Belfast Telegraph

Tragic diet pills woman Edel Houston 'let down by health system'

By Spphie Inge

The care received by a young disabled woman after she overdosed on diet pills was “deeply unsatisfactory”, a coroner has found.

Edel Houston (23), of Glebe Road East, Newtownabbey, died of caffeine toxicity and aspiration pneumonia at Antrim Area Hospital on June 2, 2015 after waiting over 45 minutes to be examined by hospital staff.

The day before she had taken a large quantity of diet pills which she had bought over the internet. These contained high levels of caffeine — equivalent to 200 cups of coffee.

Afterwards Edel — who had developed an eating disorder after being bullied at school — began complaining of palpitations and difficulty in breathing and started vomiting. Her family called an ambulance at about 12.15am.

She was found to be suffering from an abnormally rapid heart rate of 140 beats per minute, which later increased to 180.

But paramedic Alastair Drummond told the inquest he did not sent out an alert to the hospital en route as he hadn’t believed she required urgent attention.

They arrived at the hospital at 1.01am and Mr Drummond remained there for a further 20 minutes.

But Edel was never triaged by hospital staff and her heartbeat was not monitored.

During the inquest, triage nurse Ruel Carreon said he did not appreciate the seriousness of her condition and was busy attending to other patients.

After waiting on a hospital trolley for over 45 minutes, Edel had a seizure.

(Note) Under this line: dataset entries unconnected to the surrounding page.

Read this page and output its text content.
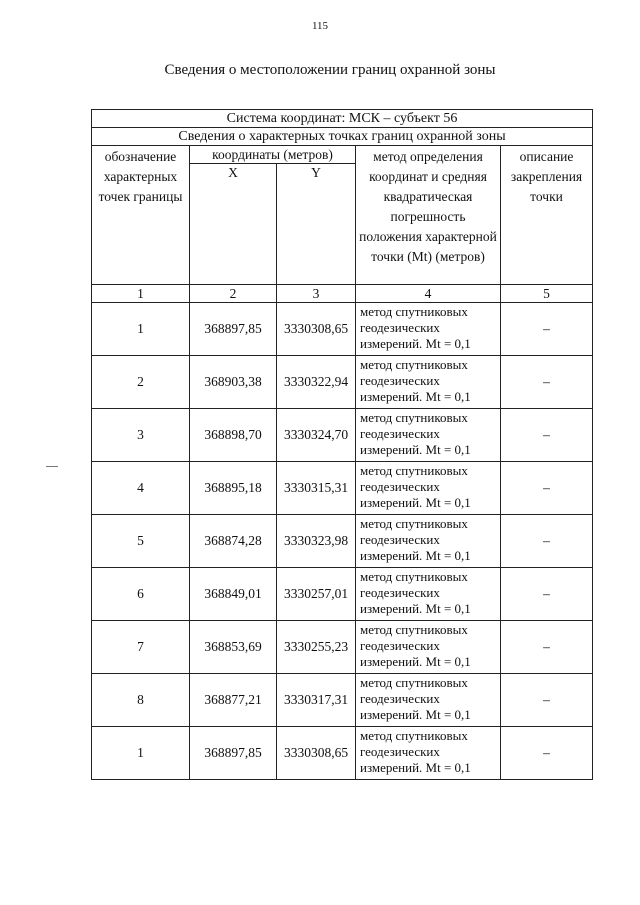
115
Сведения о местоположении границ охранной зоны
Система координат: МСК – субъект 56				
Сведения о характерных точках границ охранной зоны				
обозначение характерных точек границы	координаты (метров)		метод определения координат и средняя квадратическая погрешность положения характерной точки (Mt) (метров)	описание закрепления точки
	X	Y		
1	2	3	4	5
1	368897,85	3330308,65	метод спутниковых
геодезических
измерений. Mt = 0,1	–
2	368903,38	3330322,94	метод спутниковых
геодезических
измерений. Mt = 0,1	–
3	368898,70	3330324,70	метод спутниковых
геодезических
измерений. Mt = 0,1	–
4	368895,18	3330315,31	метод спутниковых
геодезических
измерений. Mt = 0,1	–
5	368874,28	3330323,98	метод спутниковых
геодезических
измерений. Mt = 0,1	–
6	368849,01	3330257,01	метод спутниковых
геодезических
измерений. Mt = 0,1	–
7	368853,69	3330255,23	метод спутниковых
геодезических
измерений. Mt = 0,1	–
8	368877,21	3330317,31	метод спутниковых
геодезических
измерений. Mt = 0,1	–
1	368897,85	3330308,65	метод спутниковых
геодезических
измерений. Mt = 0,1	–
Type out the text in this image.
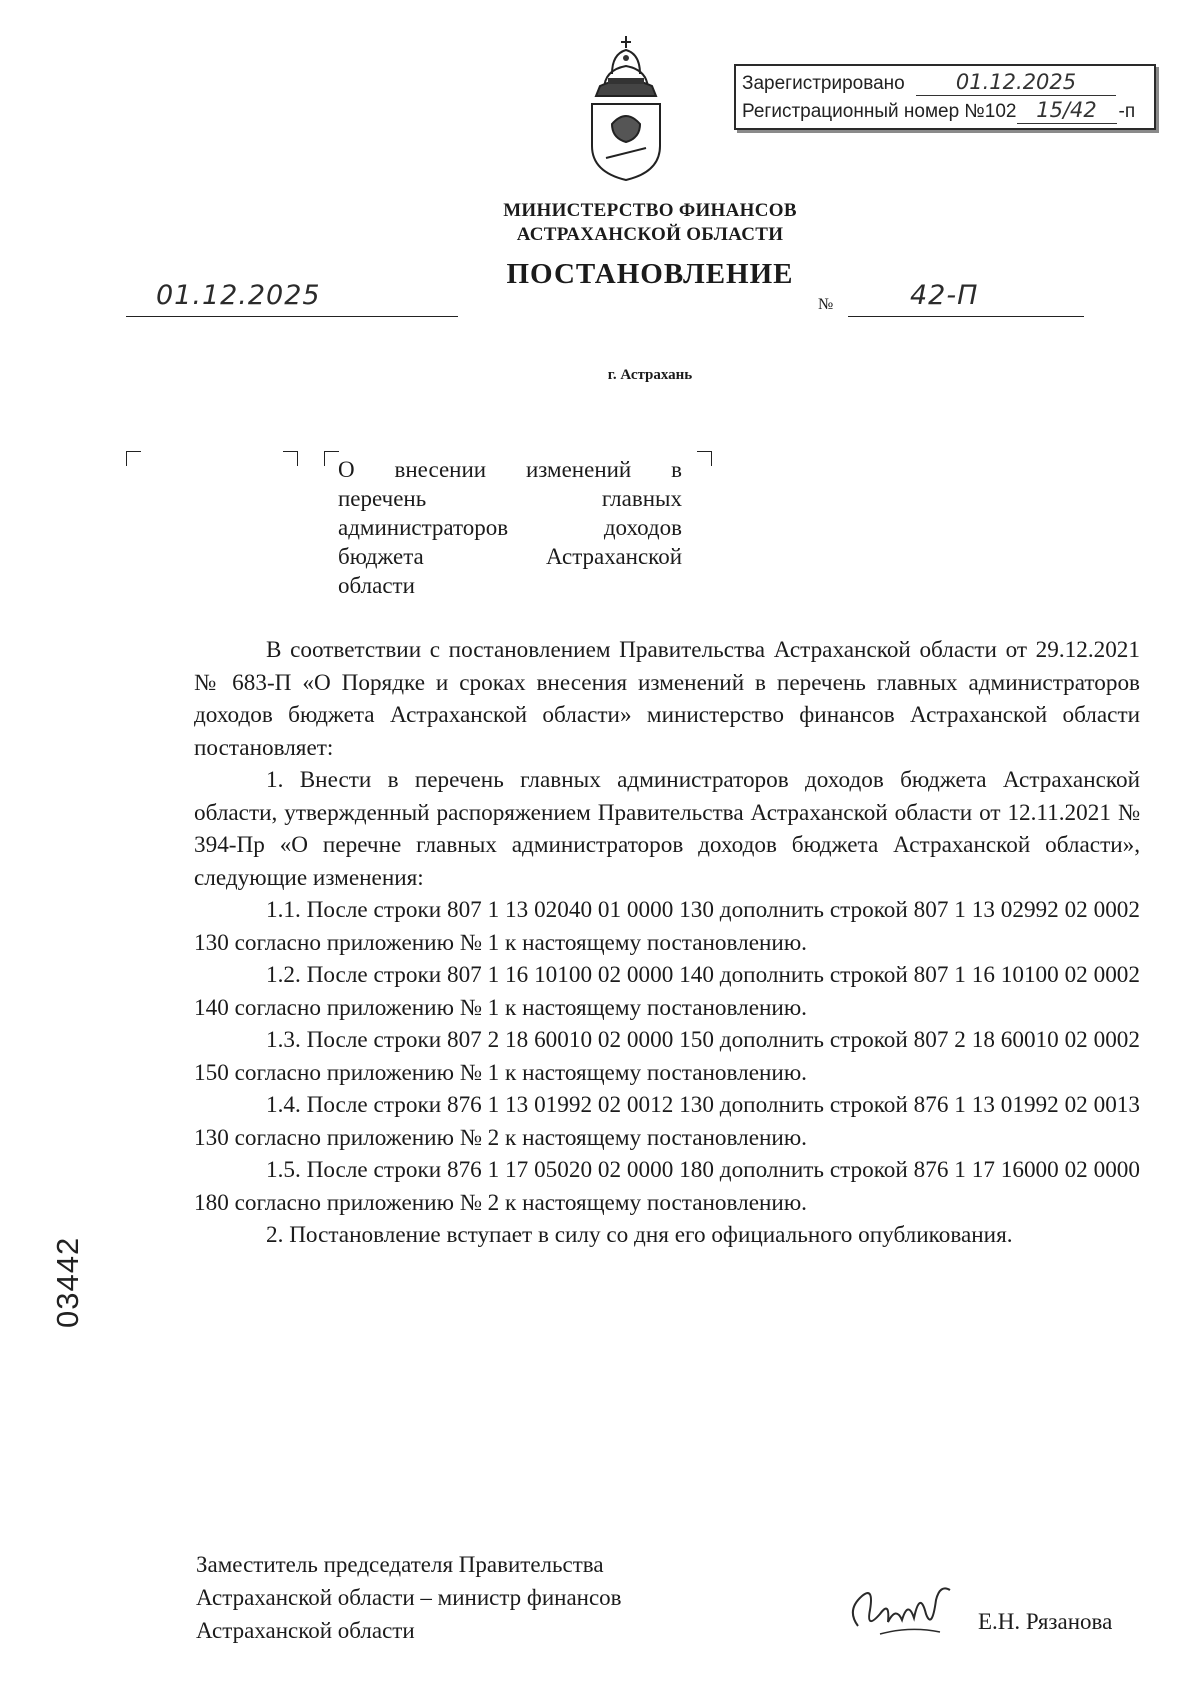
Зарегистрировано 01.12.2025
Регистрационный номер №102 15/42 -п
МИНИСТЕРСТВО ФИНАНСОВ
АСТРАХАНСКОЙ ОБЛАСТИ
ПОСТАНОВЛЕНИЕ
01.12.2025	№	42-П
г. Астрахань
О внесении изменений в
перечень главных
администраторов доходов
бюджета Астраханской
области

В соответствии с постановлением Правительства Астраханской области от 29.12.2021 № 683-П «О Порядке и сроках внесения изменений в перечень главных администраторов доходов бюджета Астраханской области» министерство финансов Астраханской области постановляет:

1. Внести в перечень главных администраторов доходов бюджета Астраханской области, утвержденный распоряжением Правительства Астраханской области от 12.11.2021 № 394-Пр «О перечне главных администраторов доходов бюджета Астраханской области», следующие изменения:

1.1. После строки 807 1 13 02040 01 0000 130 дополнить строкой 807 1 13 02992 02 0002 130 согласно приложению № 1 к настоящему постановлению.

1.2. После строки 807 1 16 10100 02 0000 140 дополнить строкой 807 1 16 10100 02 0002 140 согласно приложению № 1 к настоящему постановлению.

1.3. После строки 807 2 18 60010 02 0000 150 дополнить строкой 807 2 18 60010 02 0002 150 согласно приложению № 1 к настоящему постановлению.

1.4. После строки 876 1 13 01992 02 0012 130 дополнить строкой 876 1 13 01992 02 0013 130 согласно приложению № 2 к настоящему постановлению.

1.5. После строки 876 1 17 05020 02 0000 180 дополнить строкой 876 1 17 16000 02 0000 180 согласно приложению № 2 к настоящему постановлению.

2. Постановление вступает в силу со дня его официального опубликования.

Заместитель председателя Правительства
Астраханской области – министр финансов
Астраханской области	Е.Н. Рязанова
03442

She later went into cardiac arrest and died.

Following her death a Serious Adverse Incident (SAI) report was filed by the Northern Trust outlining the failings made by paramedics and nurses at the hospital and making recommendations.

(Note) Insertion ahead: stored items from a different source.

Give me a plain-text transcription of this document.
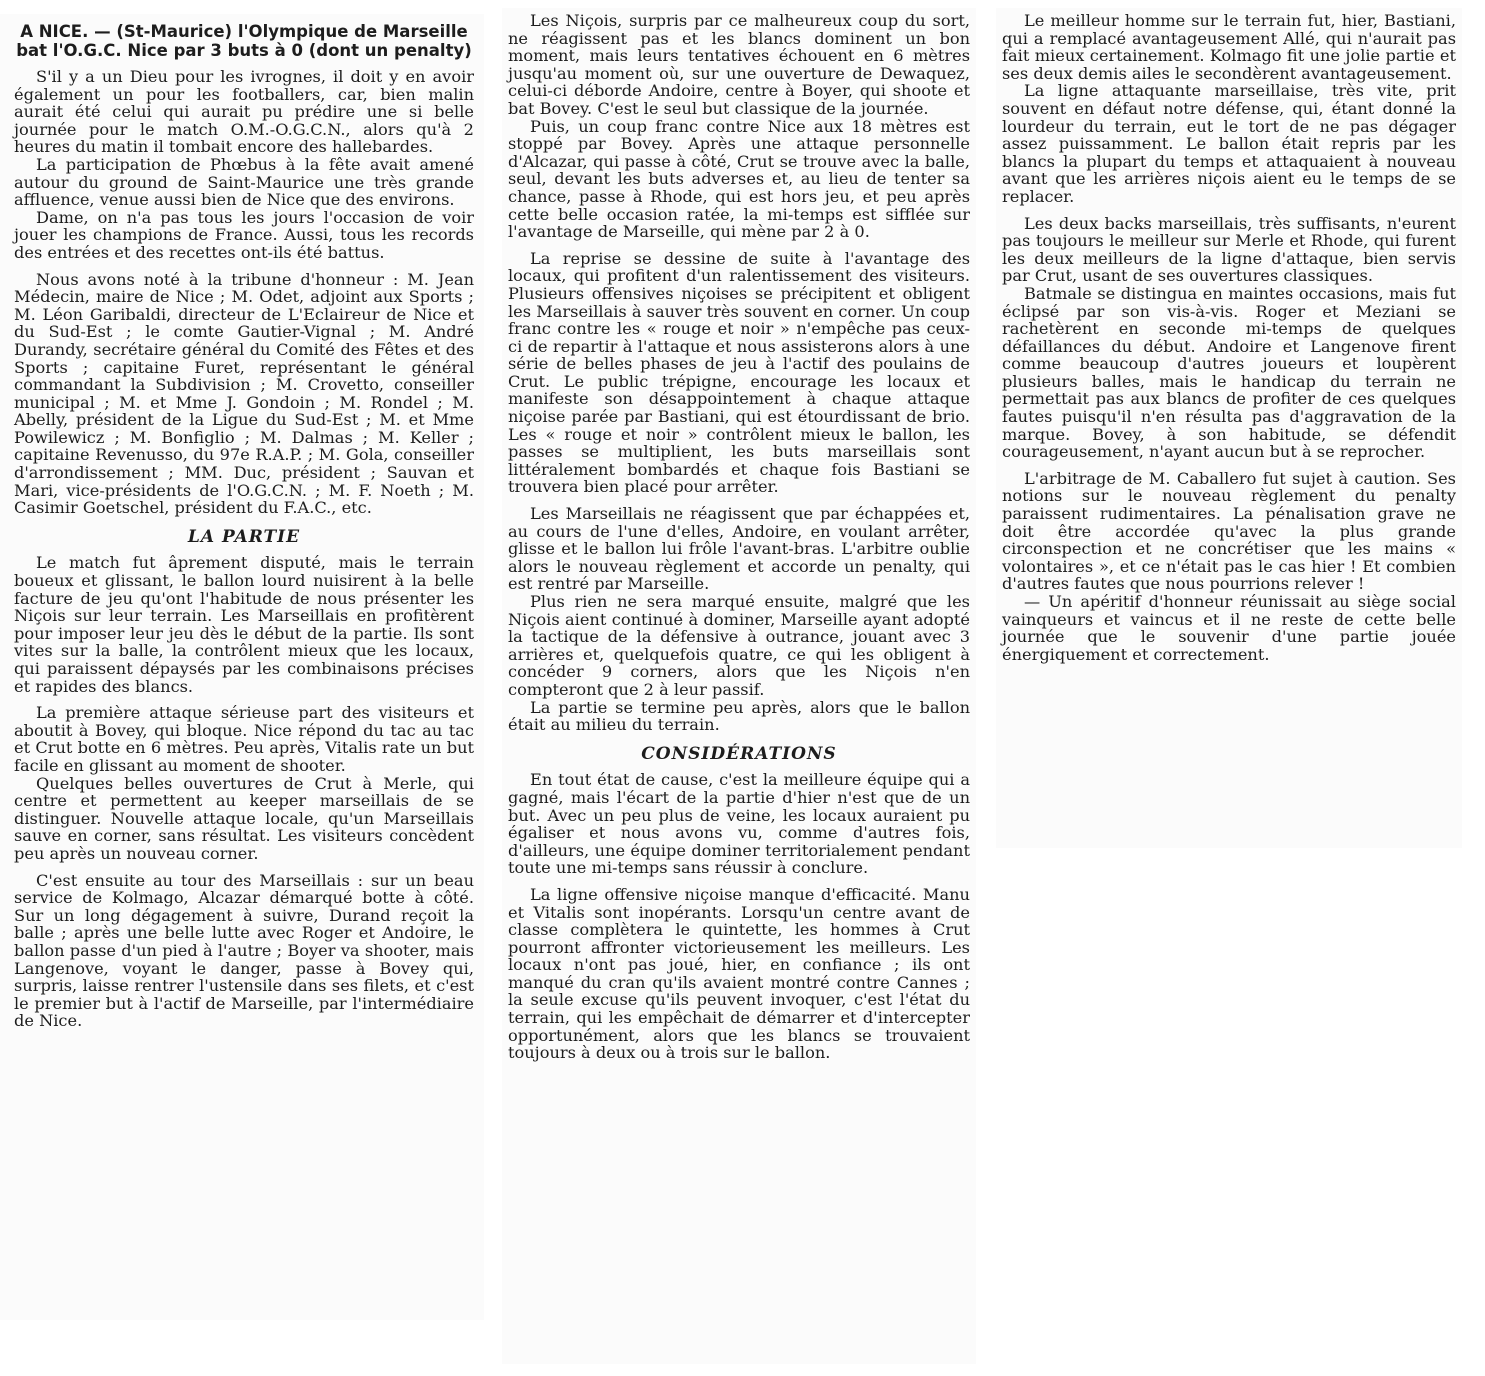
A NICE. — (St-Maurice) l'Olympique de Marseille bat l'O.G.C. Nice par 3 buts à 0 (dont un penalty)

S'il y a un Dieu pour les ivrognes, il doit y en avoir également un pour les footballers, car, bien malin aurait été celui qui aurait pu prédire une si belle journée pour le match O.M.-O.G.C.N., alors qu'à 2 heures du matin il tombait encore des hallebardes.

La participation de Phœbus à la fête avait amené autour du ground de Saint-Maurice une très grande affluence, venue aussi bien de Nice que des environs.

Dame, on n'a pas tous les jours l'occasion de voir jouer les champions de France. Aussi, tous les records des entrées et des recettes ont-ils été battus.

Nous avons noté à la tribune d'honneur : M. Jean Médecin, maire de Nice ; M. Odet, adjoint aux Sports ; M. Léon Garibaldi, directeur de L'Eclaireur de Nice et du Sud-Est ; le comte Gautier-Vignal ; M. André Durandy, secrétaire général du Comité des Fêtes et des Sports ; capitaine Furet, représentant le général commandant la Subdivision ; M. Crovetto, conseiller municipal ; M. et Mme J. Gondoin ; M. Rondel ; M. Abelly, président de la Ligue du Sud-Est ; M. et Mme Powilewicz ; M. Bonfiglio ; M. Dalmas ; M. Keller ; capitaine Revenusso, du 97e R.A.P. ; M. Gola, conseiller d'arrondissement ; MM. Duc, président ; Sauvan et Mari, vice-présidents de l'O.G.C.N. ; M. F. Noeth ; M. Casimir Goetschel, président du F.A.C., etc.

LA PARTIE

Le match fut âprement disputé, mais le terrain boueux et glissant, le ballon lourd nuisirent à la belle facture de jeu qu'ont l'habitude de nous présenter les Niçois sur leur terrain. Les Marseillais en profitèrent pour imposer leur jeu dès le début de la partie. Ils sont vites sur la balle, la contrôlent mieux que les locaux, qui paraissent dépaysés par les combinaisons précises et rapides des blancs.

La première attaque sérieuse part des visiteurs et aboutit à Bovey, qui bloque. Nice répond du tac au tac et Crut botte en 6 mètres. Peu après, Vitalis rate un but facile en glissant au moment de shooter.

Quelques belles ouvertures de Crut à Merle, qui centre et permettent au keeper marseillais de se distinguer. Nouvelle attaque locale, qu'un Marseillais sauve en corner, sans résultat. Les visiteurs concèdent peu après un nouveau corner.

C'est ensuite au tour des Marseillais : sur un beau service de Kolmago, Alcazar démarqué botte à côté. Sur un long dégagement à suivre, Durand reçoit la balle ; après une belle lutte avec Roger et Andoire, le ballon passe d'un pied à l'autre ; Boyer va shooter, mais Langenove, voyant le danger, passe à Bovey qui, surpris, laisse rentrer l'ustensile dans ses filets, et c'est le premier but à l'actif de Marseille, par l'intermédiaire de Nice.

Les Niçois, surpris par ce malheureux coup du sort, ne réagissent pas et les blancs dominent un bon moment, mais leurs tentatives échouent en 6 mètres jusqu'au moment où, sur une ouverture de Dewaquez, celui-ci déborde Andoire, centre à Boyer, qui shoote et bat Bovey. C'est le seul but classique de la journée.

Puis, un coup franc contre Nice aux 18 mètres est stoppé par Bovey. Après une attaque personnelle d'Alcazar, qui passe à côté, Crut se trouve avec la balle, seul, devant les buts adverses et, au lieu de tenter sa chance, passe à Rhode, qui est hors jeu, et peu après cette belle occasion ratée, la mi-temps est sifflée sur l'avantage de Marseille, qui mène par 2 à 0.

La reprise se dessine de suite à l'avantage des locaux, qui profitent d'un ralentissement des visiteurs. Plusieurs offensives niçoises se précipitent et obligent les Marseillais à sauver très souvent en corner. Un coup franc contre les « rouge et noir » n'empêche pas ceux-ci de repartir à l'attaque et nous assisterons alors à une série de belles phases de jeu à l'actif des poulains de Crut. Le public trépigne, encourage les locaux et manifeste son désappointement à chaque attaque niçoise parée par Bastiani, qui est étourdissant de brio. Les « rouge et noir » contrôlent mieux le ballon, les passes se multiplient, les buts marseillais sont littéralement bombardés et chaque fois Bastiani se trouvera bien placé pour arrêter.

Les Marseillais ne réagissent que par échappées et, au cours de l'une d'elles, Andoire, en voulant arrêter, glisse et le ballon lui frôle l'avant-bras. L'arbitre oublie alors le nouveau règlement et accorde un penalty, qui est rentré par Marseille.

Plus rien ne sera marqué ensuite, malgré que les Niçois aient continué à dominer, Marseille ayant adopté la tactique de la défensive à outrance, jouant avec 3 arrières et, quelquefois quatre, ce qui les obligent à concéder 9 corners, alors que les Niçois n'en compteront que 2 à leur passif.

La partie se termine peu après, alors que le ballon était au milieu du terrain.

CONSIDÉRATIONS

En tout état de cause, c'est la meilleure équipe qui a gagné, mais l'écart de la partie d'hier n'est que de un but. Avec un peu plus de veine, les locaux auraient pu égaliser et nous avons vu, comme d'autres fois, d'ailleurs, une équipe dominer territorialement pendant toute une mi-temps sans réussir à conclure.

La ligne offensive niçoise manque d'efficacité. Manu et Vitalis sont inopérants. Lorsqu'un centre avant de classe complètera le quintette, les hommes à Crut pourront affronter victorieusement les meilleurs. Les locaux n'ont pas joué, hier, en confiance ; ils ont manqué du cran qu'ils avaient montré contre Cannes ; la seule excuse qu'ils peuvent invoquer, c'est l'état du terrain, qui les empêchait de démarrer et d'intercepter opportunément, alors que les blancs se trouvaient toujours à deux ou à trois sur le ballon.

Le meilleur homme sur le terrain fut, hier, Bastiani, qui a remplacé avantageusement Allé, qui n'aurait pas fait mieux certainement. Kolmago fit une jolie partie et ses deux demis ailes le secondèrent avantageusement.

La ligne attaquante marseillaise, très vite, prit souvent en défaut notre défense, qui, étant donné la lourdeur du terrain, eut le tort de ne pas dégager assez puissamment. Le ballon était repris par les blancs la plupart du temps et attaquaient à nouveau avant que les arrières niçois aient eu le temps de se replacer.

Les deux backs marseillais, très suffisants, n'eurent pas toujours le meilleur sur Merle et Rhode, qui furent les deux meilleurs de la ligne d'attaque, bien servis par Crut, usant de ses ouvertures classiques.

Batmale se distingua en maintes occasions, mais fut éclipsé par son vis-à-vis. Roger et Meziani se rachetèrent en seconde mi-temps de quelques défaillances du début. Andoire et Langenove firent comme beaucoup d'autres joueurs et loupèrent plusieurs balles, mais le handicap du terrain ne permettait pas aux blancs de profiter de ces quelques fautes puisqu'il n'en résulta pas d'aggravation de la marque. Bovey, à son habitude, se défendit courageusement, n'ayant aucun but à se reprocher.

L'arbitrage de M. Caballero fut sujet à caution. Ses notions sur le nouveau règlement du penalty paraissent rudimentaires. La pénalisation grave ne doit être accordée qu'avec la plus grande circonspection et ne concrétiser que les mains « volontaires », et ce n'était pas le cas hier ! Et combien d'autres fautes que nous pourrions relever !

— Un apéritif d'honneur réunissait au siège social vainqueurs et vaincus et il ne reste de cette belle journée que le souvenir d'une partie jouée énergiquement et correctement.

Coroner Joe McCrisken concluded that serious failings in Edel’s care were made by both the Northern Ireland Ambulance Service and the Trust.

“The care of Edel Houston was deeply unsatisfactory,” he said.

Furthermore, he added, the triage nurse failed to ask the paramedic any questions about Edel when she arrived and did not even bother to read the ambulance report form.

He described that failure as “frankly inexplicable”.

“Edel Houston was left in a corridor without any attention till she suffered a cardiac arrest. That is not how the health service should operate in 2016 in this country.”

After considering the statements given by doctors at the inquest, he said that it was impossible to say that Edel’s death could have been prevented.

But Edel’s parents believe their “beautiful daughter” could have survived.

Speaking after the inquest, Rhonda Houston said: “We believe that if the Northern Ireland Ambulance Service and Antrim Area Hospital had delivered even the most basic of care when she took ill, she would be with us today.”